The Twins is a very good piece of music knit in the Berlin School wool. The opening is embroidered with two lines of sequences of which the distinctions move towards in a spiral of ambient rhythm. Another line of sequence emerges and 2 first ones disappear while pulsations and percussions appear to their turns. But it is always the same ritornello of harmonious rhythm that returns. Sometimes improved by a synth which cries its tears of sounds and sometimes pushed by a greater velocity, the skeleton of The Twins exposes its hypnotic charms with these delicate variances which are these golden bridges of the magnetizing Berlin School of Klaus Schulze in the 70's. And as all good things must come to an end, The Twins crumbles its charms in delicious orchestrations. Definitively one of the best titles of this gigantic Archives Series. Orchestrations decorated of these old tones of AM radio open the atmospheres of On the Beach. Electronic effects add to this confusion of two eras, seducing our ears which are so diverted of rising movement of jerky sequences which establish the long serpentine wall of the ambient rhythm of On the Beach. So thrown, these parameters will be of use as rampart to a multitude of electronic effects which flirt between the psychedelic, the psychotronique and the experimentation of sounds versus the tolerance of our ears. The effects of percussions and the hummings of the bass add a dimension of disaster to a structure of rhythm which becomes clearly more excited as it is fed by these effects and jingles of the little wings of metal. And this spiral of static rhythm goes up and down quietly until it reaches the rhythmic boiling point with an avalanche of percussions which thunder at the 10th minute point. It's an intense passage with a continual bludgeoning of these percussions which drum of excitement with their effects of reverberations until the circular movement of On the Beach is about freed from it some 120 seconds farther, clearing the way for this wall which could have snake even for a long time with all these artifices that Indra injects to it. Intense and seducing, even in its heavy minimalist shroud.

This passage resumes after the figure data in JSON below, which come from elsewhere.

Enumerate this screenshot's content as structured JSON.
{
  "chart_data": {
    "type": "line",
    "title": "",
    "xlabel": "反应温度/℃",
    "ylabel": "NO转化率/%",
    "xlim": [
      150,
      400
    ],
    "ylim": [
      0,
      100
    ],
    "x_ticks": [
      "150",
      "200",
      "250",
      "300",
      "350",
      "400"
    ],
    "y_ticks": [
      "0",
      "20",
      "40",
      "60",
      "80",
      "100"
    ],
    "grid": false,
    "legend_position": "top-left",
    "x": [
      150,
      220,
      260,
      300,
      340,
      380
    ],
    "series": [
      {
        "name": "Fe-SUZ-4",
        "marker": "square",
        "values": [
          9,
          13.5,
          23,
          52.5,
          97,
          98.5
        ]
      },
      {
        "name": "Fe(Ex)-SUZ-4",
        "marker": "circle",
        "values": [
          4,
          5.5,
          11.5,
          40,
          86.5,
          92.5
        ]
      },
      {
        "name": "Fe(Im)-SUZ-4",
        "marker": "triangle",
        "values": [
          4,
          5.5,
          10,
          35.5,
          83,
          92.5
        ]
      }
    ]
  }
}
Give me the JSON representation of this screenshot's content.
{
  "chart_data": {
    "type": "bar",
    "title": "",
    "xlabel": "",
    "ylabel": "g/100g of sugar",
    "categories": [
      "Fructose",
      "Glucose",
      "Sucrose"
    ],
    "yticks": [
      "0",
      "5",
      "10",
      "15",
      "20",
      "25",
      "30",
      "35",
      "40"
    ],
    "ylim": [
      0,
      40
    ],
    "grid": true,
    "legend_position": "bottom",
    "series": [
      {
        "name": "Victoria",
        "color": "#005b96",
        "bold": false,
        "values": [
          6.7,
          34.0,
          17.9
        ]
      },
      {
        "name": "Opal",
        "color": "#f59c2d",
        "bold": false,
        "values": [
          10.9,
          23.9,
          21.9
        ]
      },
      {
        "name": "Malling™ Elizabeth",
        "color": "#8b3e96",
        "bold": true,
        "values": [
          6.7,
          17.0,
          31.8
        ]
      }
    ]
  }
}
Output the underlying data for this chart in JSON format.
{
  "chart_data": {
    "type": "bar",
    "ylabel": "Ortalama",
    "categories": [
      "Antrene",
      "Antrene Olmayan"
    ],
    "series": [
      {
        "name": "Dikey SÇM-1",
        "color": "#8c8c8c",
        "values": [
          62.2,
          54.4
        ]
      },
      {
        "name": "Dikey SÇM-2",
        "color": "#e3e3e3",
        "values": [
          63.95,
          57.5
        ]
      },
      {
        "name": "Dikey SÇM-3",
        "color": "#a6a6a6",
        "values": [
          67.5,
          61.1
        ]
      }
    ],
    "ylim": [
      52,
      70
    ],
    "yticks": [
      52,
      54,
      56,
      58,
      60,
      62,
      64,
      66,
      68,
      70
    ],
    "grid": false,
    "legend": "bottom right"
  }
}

Indra produced a great deal of music since his comeback with this gigantic series which began hardly 2 years ago. The albums of these archives follow one another with a crazy rhythm, as long that it's difficult to remember all that we have just discovered 5 months before… And there are pearls in there. Very beautiful ones! I think in particular of Ruby Five, Emerald Four, Emerald Five, and recently of Gold One. To this list, it's now necessary to add GOLD FOUR where once again I find no weakness, maybe for the permutation of the roles in Top Clearance (Soul Ground). And still there, the very Vangelis passage is very appealing, and its first 13 minutes are of pure magic. The rest is candy for the ears. Solid, from start to end!